Kişisel olarak girdiğim sınıflarda ben yine aynı mutluluğu ve o parıldayan gözlerde ki yanan umut ateşciklerini gördüm. Sorunlarına kendi içlerinden doğacak çözümler bulabilme özgüvenini aşılayabildiysem, ne mutlu bana!!





İçimizde hiç küçülmeyen heyecanımız...

24 Nisan 2007 Salı

Samsun bizi bekle !


İzmir, Diyarbakır, Erzurum ve Antalya'dan sonra Avrupa'yi Anlamak Anlatmak Projesi, 26-27 Nisan tarihlerinde Samsun Ayağını gerçekleştirecektir.






Program ve Tahmini Saatler:
26 Nisan
19 Mayıs Lisesi 13.00-15.00
27 Nisan
Samsun Anadolu Lisesi 09.00-11.00
Samsun Fen Lisesi 13.00-15.00


Eğimenler; Özgür Küçüktaşdemir, Burçin Evrenkaya, Bahar Özcan ve Ekin Eraydın.

Eğitimler sonrasında yine bu sayfadan fotoğraflar ve yorumlar eklenecektir.


Samsun, AAPG geliyor!!

Avrupa Burada Sen Neredesin?

Avrupayı Anla(t)mak Projesi gezici eğitimlerine devam ederken kapanış çalışmaları hız kazandı.


Değerli Öğrenciler,


Siz de AEGEE-Ankara bünyesinde yürütülen Avrupayı Anla(t)mak Projesi'nin Yaz Etkinliklerinde yer almak, çeşitli eğitim programlarına katılıp hem ufkunuzu genişletmek hem de Türkiye'nin her yerinden gelecek öğrencilerle tanışmak istermisiniz?
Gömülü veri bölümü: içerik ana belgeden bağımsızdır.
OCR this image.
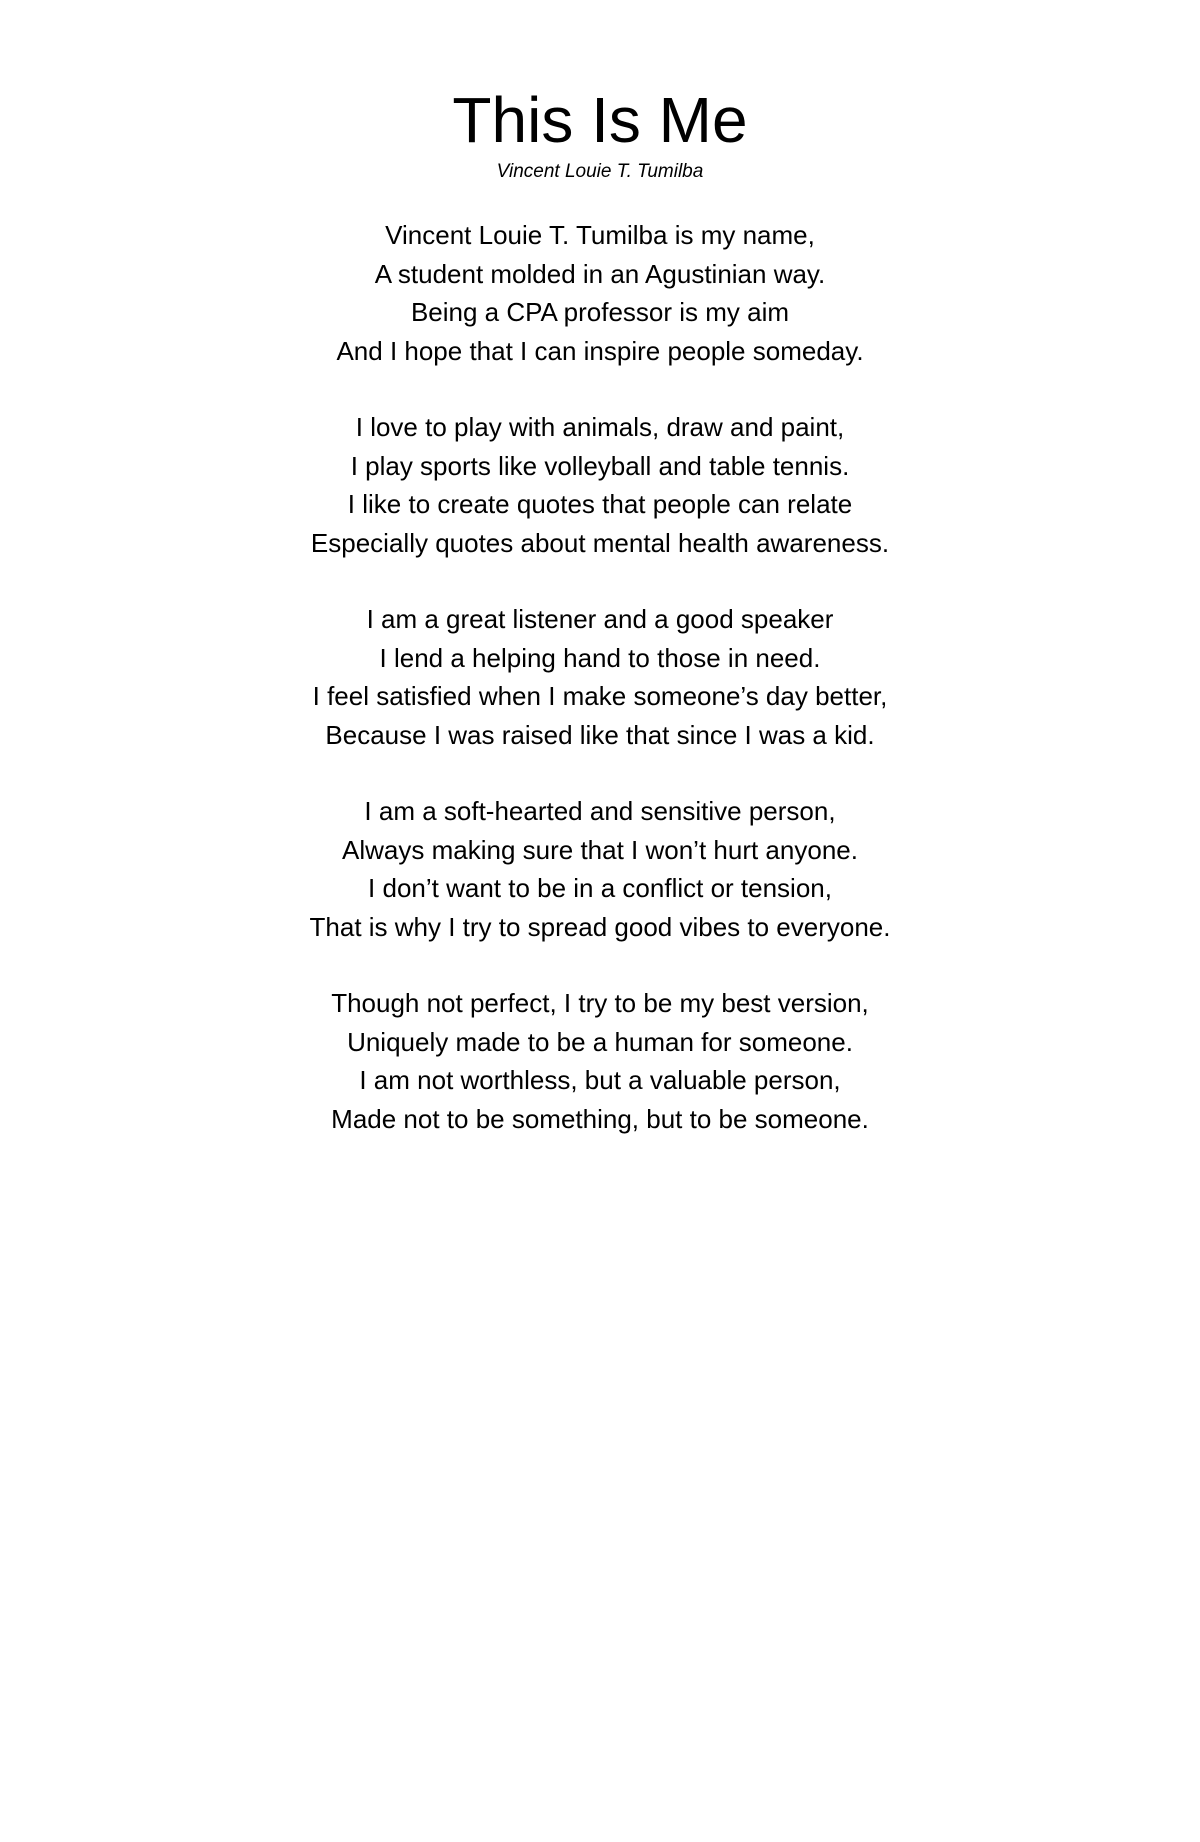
This Is Me
Vincent Louie T. Tumilba
Vincent Louie T. Tumilba is my name,
A student molded in an Agustinian way.
Being a CPA professor is my aim
And I hope that I can inspire people someday.
I love to play with animals, draw and paint,
I play sports like volleyball and table tennis.
I like to create quotes that people can relate
Especially quotes about mental health awareness.
I am a great listener and a good speaker
I lend a helping hand to those in need.
I feel satisfied when I make someone’s day better,
Because I was raised like that since I was a kid.
I am a soft-hearted and sensitive person,
Always making sure that I won’t hurt anyone.
I don’t want to be in a conflict or tension,
That is why I try to spread good vibes to everyone.
Though not perfect, I try to be my best version,
Uniquely made to be a human for someone.
I am not worthless, but a valuable person,
Made not to be something, but to be someone.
Üstelik Yaz Kampı boyunca eğlenceli aktiviteler, geziler ve danstan tiyatroya pek çok eğitim sizleri bekliyor..


Avrupa Burada Siz Neredesiniz?



-Gelişmeleri bu sitede takip edin ve Katılım Başvuru formu için 5 MAYIS'ı bekleyin...


17 Nisan 2007 Salı

mevsimler...

Sonbahardı...
2005 yılı...
Konuşuyorduk neler yapalım diye...Avrupa diyorduk, anlatalım diyorduk da biz biliyor muyduk?
Anlayalım dedi biri...Seminerler düzenledik. Bu sefer de eğitmenlik nasıl yapılır, onu merak ettik...Güzel anılarımıza yenilerini eklediğimiz 3 günlük bir eğitmenlik eğitiminden geçtik...
Derken o gün geldi çattı..."Bana Avrupa'(n)dan Bahset!" sloganıyla yollara düştük...
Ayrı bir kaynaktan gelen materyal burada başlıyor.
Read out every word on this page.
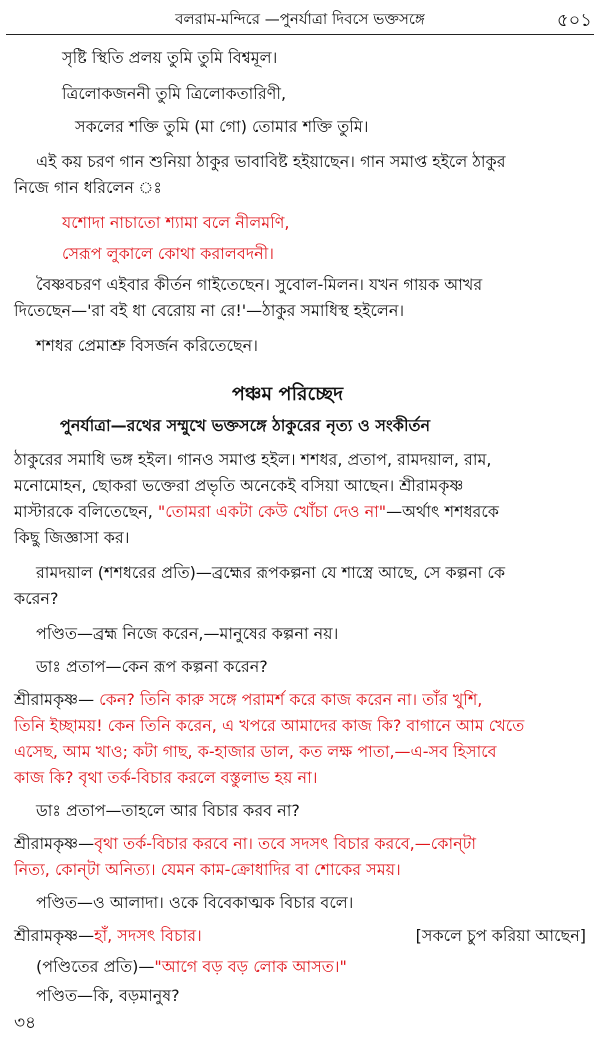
বলরাম-মন্দিরে —পুনর্যাত্রা দিবসে ভক্তসঙ্গে	৫০১
সৃষ্টি স্থিতি প্রলয় তুমি তুমি বিশ্বমূল।
ত্রিলোকজননী তুমি ত্রিলোকতারিণী,
সকলের শক্তি তুমি (মা গো) তোমার শক্তি তুমি।
এই কয় চরণ গান শুনিয়া ঠাকুর ভাবাবিষ্ট হইয়াছেন। গান সমাপ্ত হইলে ঠাকুর
নিজে গান ধরিলেন ঃ
যশোদা নাচাতো শ্যামা বলে নীলমণি,
সেরূপ লুকালে কোথা করালবদনী।
বৈষ্ণবচরণ এইবার কীর্তন গাইতেছেন। সুবোল-মিলন। যখন গায়ক আখর
দিতেছেন—'রা বই ধা বেরোয় না রে!'—ঠাকুর সমাধিস্থ হইলেন।
শশধর প্রেমাশ্রু বিসর্জন করিতেছেন।
পঞ্চম পরিচ্ছেদ
পুনর্যাত্রা—রথের সম্মুখে ভক্তসঙ্গে ঠাকুরের নৃত্য ও সংকীর্তন
ঠাকুরের সমাধি ভঙ্গ হইল। গানও সমাপ্ত হইল। শশধর, প্রতাপ, রামদয়াল, রাম,
মনোমোহন, ছোকরা ভক্তেরা প্রভৃতি অনেকেই বসিয়া আছেন। শ্রীরামকৃষ্ণ
কিছু জিজ্ঞাসা কর।
রামদয়াল (শশধরের প্রতি)—ব্রহ্মের রূপকল্পনা যে শাস্ত্রে আছে, সে কল্পনা কে
করেন?
পণ্ডিত—ব্রহ্ম নিজে করেন,—মানুষের কল্পনা নয়।
ডাঃ প্রতাপ—কেন রূপ কল্পনা করেন?
তিনি ইচ্ছাময়! কেন তিনি করেন, এ খপরে আমাদের কাজ কি? বাগানে আম খেতে
এসেছ, আম খাও; কটা গাছ, ক-হাজার ডাল, কত লক্ষ পাতা,—এ-সব হিসাবে
কাজ কি? বৃথা তর্ক-বিচার করলে বস্তুলাভ হয় না।
ডাঃ প্রতাপ—তাহলে আর বিচার করব না?
নিত্য, কোন্‌টা অনিত্য। যেমন কাম-ক্রোধাদির বা শোকের সময়।
পণ্ডিত—ও আলাদা। ওকে বিবেকাত্মক বিচার বলে।
পণ্ডিত—কি, বড়মানুষ?
মাস্টারকে বলিতেছেন, "তোমরা একটা কেউ খোঁচা দেও না"—অর্থাৎ শশধরকে
শ্রীরামকৃষ্ণ— কেন? তিনি কারু সঙ্গে পরামর্শ করে কাজ করেন না। তাঁর খুশি,
শ্রীরামকৃষ্ণ—বৃথা তর্ক-বিচার করবে না। তবে সদসৎ বিচার করবে,—কোন্‌টা
শ্রীরামকৃষ্ণ—হাঁ, সদসৎ বিচার।	[সকলে চুপ করিয়া আছেন]
(পণ্ডিতের প্রতি)—"আগে বড় বড় লোক আসত।"
৩৪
İzmir, Diyarbakır, Erzurum... Şimdi de Antalya...
Her şehirde biraz daha büyüyoruz, yayılıyoruz...
Değiştiriyoruz, dönüştürüyoruz...
Değişiyoruz, dönüşüyoruz...

"Bizden" olanların her geçen gün sayısının arttığını görmek, daha çoğuna ulaşmayı istetiyor...

Bernard Shaw der ki;

"Siz var olan şeyleri görür ve şöyle dersiniz; "Neden?" Ama ben olmayan şeyleri hayal ederim ve derim ki; "Neden olmasın?"
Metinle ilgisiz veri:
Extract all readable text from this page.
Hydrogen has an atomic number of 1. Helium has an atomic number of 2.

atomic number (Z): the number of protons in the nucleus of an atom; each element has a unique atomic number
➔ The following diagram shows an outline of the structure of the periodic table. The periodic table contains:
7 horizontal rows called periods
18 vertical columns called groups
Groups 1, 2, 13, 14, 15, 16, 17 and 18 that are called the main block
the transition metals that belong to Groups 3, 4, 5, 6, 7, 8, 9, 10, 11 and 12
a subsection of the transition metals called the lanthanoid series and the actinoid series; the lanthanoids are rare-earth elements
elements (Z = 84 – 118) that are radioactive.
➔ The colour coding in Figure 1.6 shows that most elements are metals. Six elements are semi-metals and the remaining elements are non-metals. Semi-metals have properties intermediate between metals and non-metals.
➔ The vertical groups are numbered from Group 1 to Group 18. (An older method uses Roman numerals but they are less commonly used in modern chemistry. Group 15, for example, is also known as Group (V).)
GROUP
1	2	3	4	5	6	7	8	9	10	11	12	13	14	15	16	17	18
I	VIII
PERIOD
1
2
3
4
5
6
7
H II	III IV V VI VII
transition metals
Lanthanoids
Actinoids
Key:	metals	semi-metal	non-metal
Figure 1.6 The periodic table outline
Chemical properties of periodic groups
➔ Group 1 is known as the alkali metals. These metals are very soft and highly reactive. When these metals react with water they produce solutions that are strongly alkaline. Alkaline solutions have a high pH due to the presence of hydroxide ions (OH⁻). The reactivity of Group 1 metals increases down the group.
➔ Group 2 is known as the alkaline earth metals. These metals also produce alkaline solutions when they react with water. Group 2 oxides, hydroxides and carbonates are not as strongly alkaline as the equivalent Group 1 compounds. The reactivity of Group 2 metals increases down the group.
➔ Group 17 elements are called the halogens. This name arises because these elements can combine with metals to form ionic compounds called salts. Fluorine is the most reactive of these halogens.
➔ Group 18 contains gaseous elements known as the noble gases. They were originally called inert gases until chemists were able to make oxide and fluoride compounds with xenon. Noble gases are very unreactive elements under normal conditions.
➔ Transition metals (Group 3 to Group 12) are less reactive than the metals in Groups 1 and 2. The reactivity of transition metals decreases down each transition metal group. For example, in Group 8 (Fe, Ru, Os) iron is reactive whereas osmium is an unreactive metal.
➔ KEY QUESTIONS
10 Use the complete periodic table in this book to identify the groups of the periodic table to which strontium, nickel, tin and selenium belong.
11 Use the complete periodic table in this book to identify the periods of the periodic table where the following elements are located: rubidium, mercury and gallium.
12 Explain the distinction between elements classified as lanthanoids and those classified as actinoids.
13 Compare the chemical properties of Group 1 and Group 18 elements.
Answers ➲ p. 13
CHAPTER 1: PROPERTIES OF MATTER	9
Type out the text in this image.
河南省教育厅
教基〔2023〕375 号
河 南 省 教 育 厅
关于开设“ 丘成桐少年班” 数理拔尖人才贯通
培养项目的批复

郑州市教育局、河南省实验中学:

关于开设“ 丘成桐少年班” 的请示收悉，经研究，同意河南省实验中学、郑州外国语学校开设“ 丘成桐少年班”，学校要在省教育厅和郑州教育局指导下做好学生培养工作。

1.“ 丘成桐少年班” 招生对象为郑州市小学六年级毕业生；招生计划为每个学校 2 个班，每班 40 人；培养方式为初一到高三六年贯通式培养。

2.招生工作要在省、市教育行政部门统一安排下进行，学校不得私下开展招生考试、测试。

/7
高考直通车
Neden gerçekleşmesin hayallerimiz?

Biz istersek, bitmez bu rüya...

Güzel Şehir Erzurum


Avrupa'yı Anlamak Anlatmak Proje grubu, 12-13 Nisan günlerinde Erzurum' da da eğitimlerini başarıyla gerçekleştirmiştir. İkişer ders saati süren eğitimlerde toplam üç okulda altı sınıf ziyaret edilmiştir.



Sırayla Eğitime gidilen okullar:
Erzurum Anadolu Lisesi
Erzurum Lisesi
Özel İstiklal Lisesi

Eğitimi Gerçekleştirenler,
Buğra Ahlatcı
Ekin Eraydın
Cansu Albayrak
Ayse Banu Bagriacik

Egitimiz sırasında ve öncesinde TRT televizyonu çekimlerde bulunmuştur.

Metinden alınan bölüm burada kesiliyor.